Lionel was growing tense. He finished his drink, and before he had a thing to say about it, Patty Drogue brought him another.
“I left,” he said. “I suppose I could have stayed and joined the Resistance. I mean … friends of mine did. But my parents wanted us all to go. Myself and my sisters.”
“Your parents loom large in the picture, huh?”
“You should talk,” Patty Drogue said casually to her husband.
Walter junior shrugged good-naturedly. The older Drogue watched her with his blank cautious eyes.
“Silence, exile, cunning,” old man Drogue said from the shadows. “And you get to hear the bellyaches of rich Americans. Your parents should be proud of you.”
“Wherefore do we lecture Lionel?” Walter Drogue asked charitably. “We’ve been showing our films to segregated houses out there. We used to do it in our own South. We have plenty to answer for.”
“I realize that Mr. Drogue spent time in prison,” Lionel said, belching on his drink. He was afraid he might appear obsequious. “Perhaps I’m not made of the same stuff.”
“Perhaps,” old Drogue said. “I was indicted. I never did time. Life is made of perhaps. Perhapses.”
“Lay off him,” the younger Drogue said. “He’s not getting paid to take this shit from you. Go pick on a qualified professional.” He turned sympathetically toward Lionel. It seemed to Morgen that a pattern was emerging in which each of the Drogues would seize an opportunity to protect him from the others. Perhaps even the old man would rally to his defense at the next attack. He glanced into the dark corner where old Drogue was lurking; it seemed, after all, unlikely.
“Don’t let him demean you, Lionel. He thinks he invented political commitment. He thinks he invented facing the slammer.”
“Well,” Lionel said, “it’s true enough about me. I’ve had friends go to the slammer for fighting apartheid but I’m quite untouched.”
“You know what the cons say?” old Drogue demanded of them. “They say never trust a man who hasn’t done time.”
“You don’t have to place your trust in me, Mr. Drogue,” Lionel said. “I’ll be on my way in the morning.”
“There were bets down on whether you’d finally leave or stay,” young Drogue told him. “Weren’t there, Pat?”
“Do I have to say how I was betting?” Patty Drogue asked plaintively.
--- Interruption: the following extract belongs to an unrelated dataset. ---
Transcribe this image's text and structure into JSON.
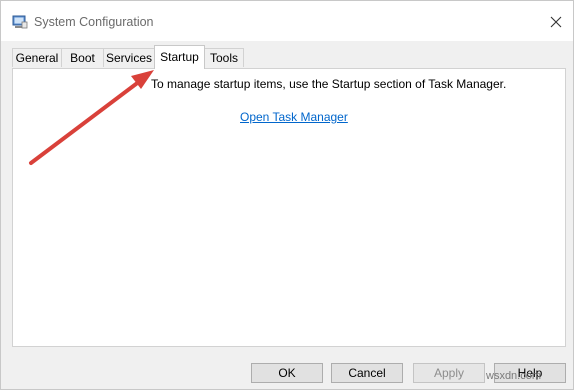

“Bets?” Lionel asked. “I don’t see why anyone was betting. We knew from the start how long I’d be here. I mean, your girls bought my tickets.”
“Yeah, sure,” Drogue said. “But we thought under the gun you’d be more flexible about it.”
“My schedule is not flexible in the least, Walter. I’ve taken all the hospital leave I can manage. I was back and forth to New Orleans a dozen times. It’s taken me a year to organize my appointments in time for this trip.”